Wah Kee 華記
- Founding location: Chinatown, Singapore, Singapore, Malaysia
- Years active: 18??-present (Organized crime)
- Territory: Singapore-Malaysia
- Ethnicity: Chinese and Malay/Indian
- Activities: gambling, prostitution, scamming, heroin trafficking
- Rivals: 24,36,08, Omega

= Wah Kee =

Wah Kee (华记 Huá Jì) is a secret society based in Malaysia and Singapore since the nineteenth century.

== History ==
According to the History of Wah Kee, Wah Kee (华记) was created in Singapore by Sū Guǎnghuá (苏广华). His associate Zhào Guǎnghéng (赵广恒) created Guǎng Jì (广记) in Guangzhou, China, while Guān Fúshèng (关福胜) created Shèng Jì (胜记) in Thailand, and Zhāng Xióngjié (张雄杰) created Jié Jì (杰记) in Vietnam.

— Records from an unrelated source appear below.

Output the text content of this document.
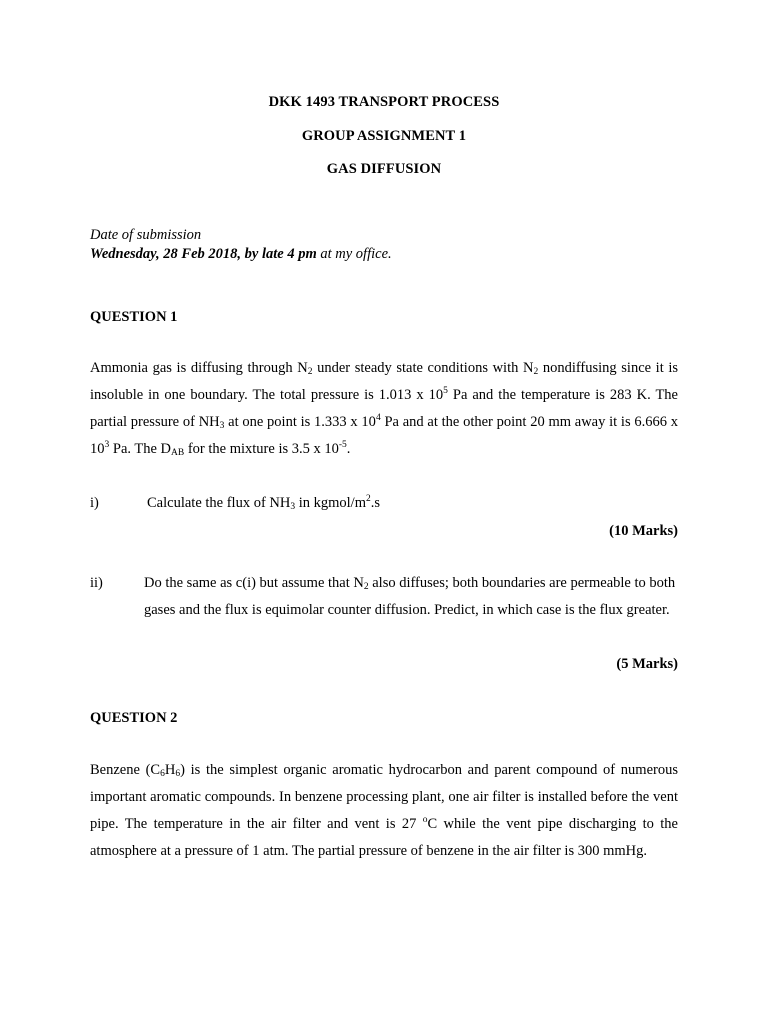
DKK 1493 TRANSPORT PROCESS
GROUP ASSIGNMENT 1
GAS DIFFUSION
Date of submission
Wednesday, 28 Feb 2018, by late 4 pm at my office.
QUESTION 1
Ammonia gas is diffusing through $N_2$ under steady state conditions with $N_2$ nondiffusing since it is insoluble in one boundary. The total pressure is 1.013 x $10^5$ Pa and the temperature is 283 K. The partial pressure of $NH_3$ at one point is 1.333 x $10^4$ Pa and at the other point 20 mm away it is 6.666 x $10^3$ Pa. The $D_{AB}$ for the mixture is 3.5 x $10^{-5}$.
i)	Calculate the flux of $NH_3$ in kgmol/$m^2.s$
(10 Marks)
ii)	Do the same as c(i) but assume that $N_2$ also diffuses; both boundaries are permeable to both gases and the flux is equimolar counter diffusion. Predict, in which case is the flux greater.
(5 Marks)
QUESTION 2
Benzene $(C_6H_6)$ is the simplest organic aromatic hydrocarbon and parent compound of numerous important aromatic compounds. In benzene processing plant, one air filter is installed before the vent pipe. The temperature in the air filter and vent is 27 $^o$C while the vent pipe discharging to the atmosphere at a pressure of 1 atm. The partial pressure of benzene in the air filter is 300 mmHg.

In the 1950s, they operated openly in the area around Bentong and placed a member on the local council of Jemaluang. During this time, they were commonly associated with the Malaysian Chinese Association, with politician D. R. Seenivasagam going so far as to describe this connection in Parliament.

In recent times, they are mainly in the Selangor, Kuala Lumpur, Melaka, Penang, Pahang, Negeri Sembilan, Sarawak, Perak and other areas. In Singapore, Wah Kee is mainly in the Chinatown area. The triad also have some branches in Australia, Thailand, Vietnam, China, Hong Kong, the United States, Canada and New Zealand.

The Philippine Center on Transnational Crime has stated that while the Wah Kee do not operate as a traditional triad per se, they are heavily involved in heroin trafficking in the region.